Sica Harum- www.Konde.co
“Banyak ‘janji’ melebihi kapasitas diri, menghancurkan kepercayaan. Membangunnya kembali tak mudah. Keping-keping itu perlu disusun ulang, direkatkan kembali, dan belum tentu bisa menjadi kesatuan yang utuh kembali. Sulitnya perempuan membuat ‘janji.”
Ini adalah pengalaman, sharing dari beberapa teman perempuan saya yang bekerja secara freelance. Pekerjaan menjadi freelance memang serba tidak bisa diprediksi. Tiba-tiba gak ada job sama sekali. Kita bisa tidak mengerjakan apapun dalam waktu berminggu-minggu. Namun bisa saja tiba-tiba job itu datang secara berbarengan.
Pernah pada suatu ketika, teman perempuan saya yang bekerja di sebuah Production House pembuatan film, berjanji untuk menjadi fasilitator di sebuah diskusi. Namun tiba-tiba ada job pembuatan mini seri film ke luar kota. Dia harus cepat berangkat karena film akan dibuat dalam jangka waktu 2 minggu.
“Sedihnya saat itu. Saat itu sudah janji dengan teman untuk menjadi fasilitator diskusi. Tapi, jika job di mini seri film ini tidak kuambil akan rugi. Karena ini tidak hanya soal pemasukan, tapi juga soal relasi dan jaringan,” keluhnya kala itu.

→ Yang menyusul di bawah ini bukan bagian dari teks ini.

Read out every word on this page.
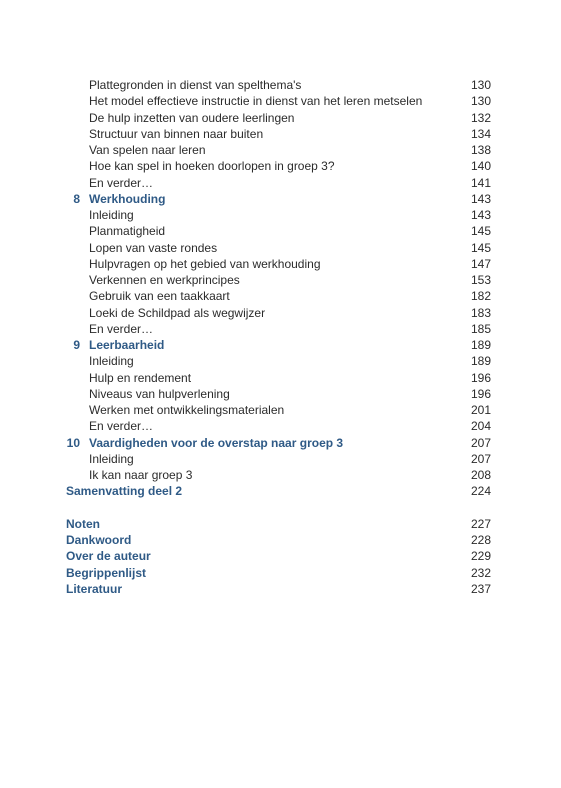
Plattegronden in dienst van spelthema's	130
Het model effectieve instructie in dienst van het leren metselen	130
De hulp inzetten van oudere leerlingen	132
Structuur van binnen naar buiten	134
Van spelen naar leren	138
Hoe kan spel in hoeken doorlopen in groep 3?	140
En verder…	141
8 Werkhouding	143
Inleiding	143
Planmatigheid	145
Lopen van vaste rondes	145
Hulpvragen op het gebied van werkhouding	147
Verkennen en werkprincipes	153
Gebruik van een taakkaart	182
Loeki de Schildpad als wegwijzer	183
En verder…	185
9 Leerbaarheid	189
Inleiding	189
Hulp en rendement	196
Niveaus van hulpverlening	196
Werken met ontwikkelingsmaterialen	201
En verder…	204
10 Vaardigheden voor de overstap naar groep 3	207
Inleiding	207
Ik kan naar groep 3	208
Samenvatting deel 2	224
Noten	227
Dankwoord	228
Over de auteur	229
Begrippenlijst	232
Literatuur	237
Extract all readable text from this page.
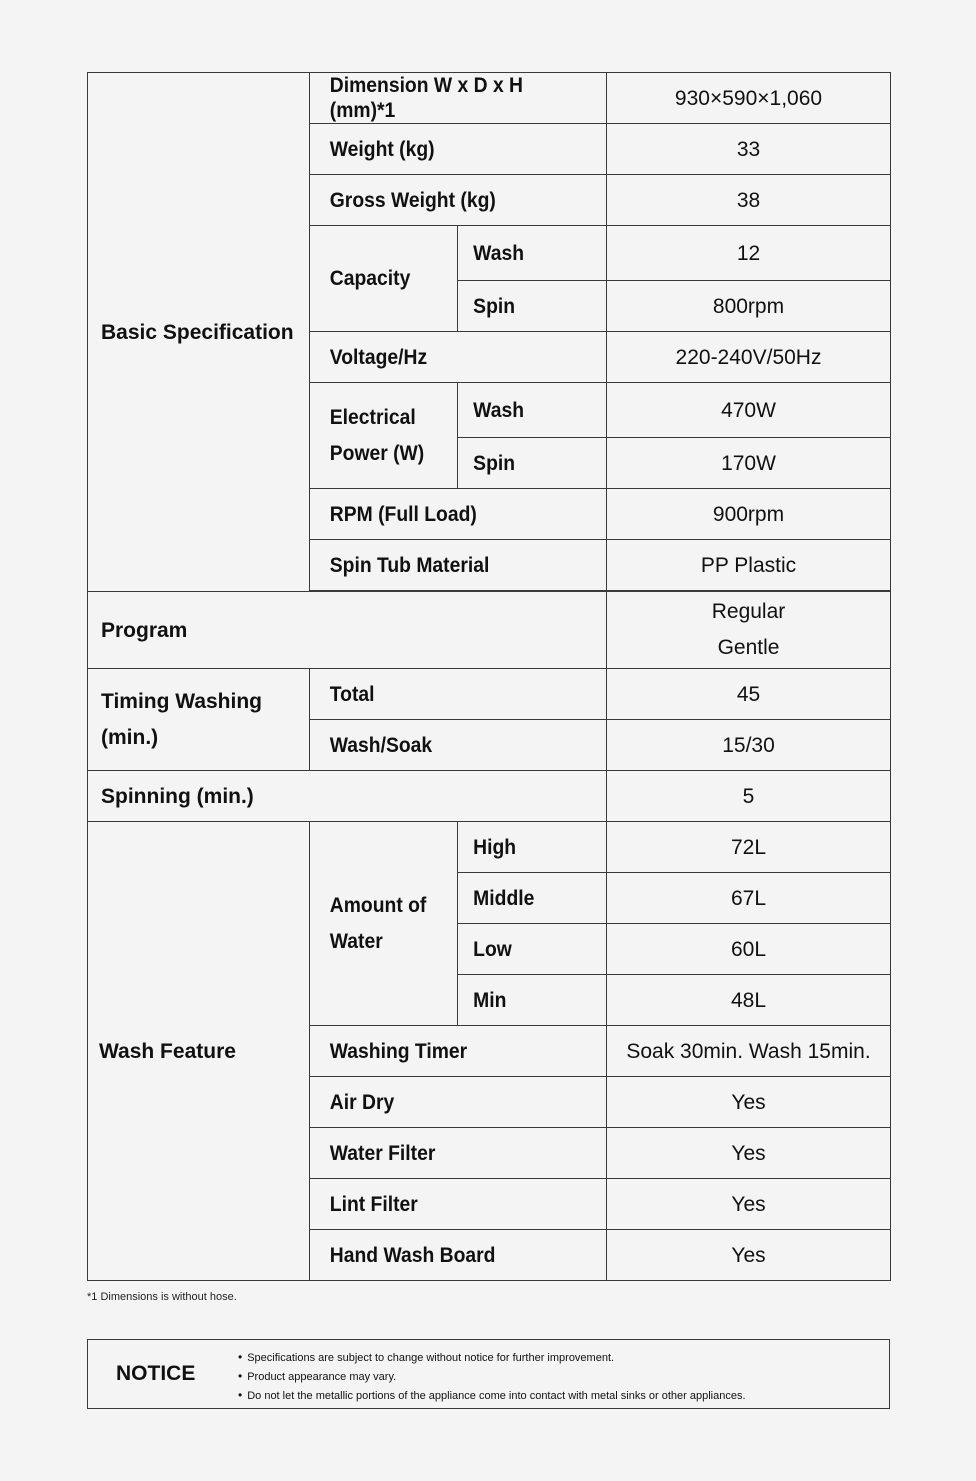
Basic Specification	Dimension W x D x H (mm)*1		930×590×1,060
	Weight (kg)		33
	Gross Weight (kg)		38
	Capacity	Wash	12
		Spin	800rpm
	Voltage/Hz		220-240V/50Hz
	Electrical
Power (W)	Wash	470W
		Spin	170W
	RPM (Full Load)		900rpm
	Spin Tub Material		PP Plastic

Program			Regular
Gentle
Timing Washing
(min.)	Total		45
	Wash/Soak		15/30
Spinning (min.)			5
Wash Feature	Amount of
Water	High	72L
		Middle	67L
		Low	60L
		Min	48L
	Washing Timer		Soak 30min. Wash 15min.
	Air Dry		Yes
	Water Filter		Yes
	Lint Filter		Yes
	Hand Wash Board		Yes
*1 Dimensions is without hose.
NOTICE
• Specifications are subject to change without notice for further improvement.
• Product appearance may vary.
• Do not let the metallic portions of the appliance come into contact with metal sinks or other appliances.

Kalau sudah begini, mau apalagi?
Akhirnya ia mencari teman yang lain untuk menggantikannya menjadi fasilitator diskusi. Waktunya mepet banget, untung ada teman yang menolong. Walau penyelenggara diskusi sempat kecewa, namun apa boleh buat.
Teman perempuan saya yang lain juga mengalaminya. Suatu saat, ia kebanjiran job mengedit sejumlah buku. Deadline-nya sangat ketat. Maka ia harus berjibaku siang malam tidak tidur untuk menyelesaikan mengedit buku-buku tersebut. Mau tak mau, karena ini bagian dari konsekuensi atas pilihan.
Beginilah susahnya menjadi pekerja freelance. Di satu sisi, menurut teman perempuan saya, ia punya waktu yang sedikit longgar karena ia bisa menghandle pekerjaan rumah, mengurus anak. Sejumlah pekerjaan seperti mengedit film dan mengedit buku juga bisa ia kerjakan di rumah dengan lebih leluasa. Namun kadang, ketika job ini datang tiba-tiba dan menumpuk, ia harus menjadikannya priorotas. Satu persatu mesti dikerjakan. Dan suami mesti mengambil alih pekerjaan ini.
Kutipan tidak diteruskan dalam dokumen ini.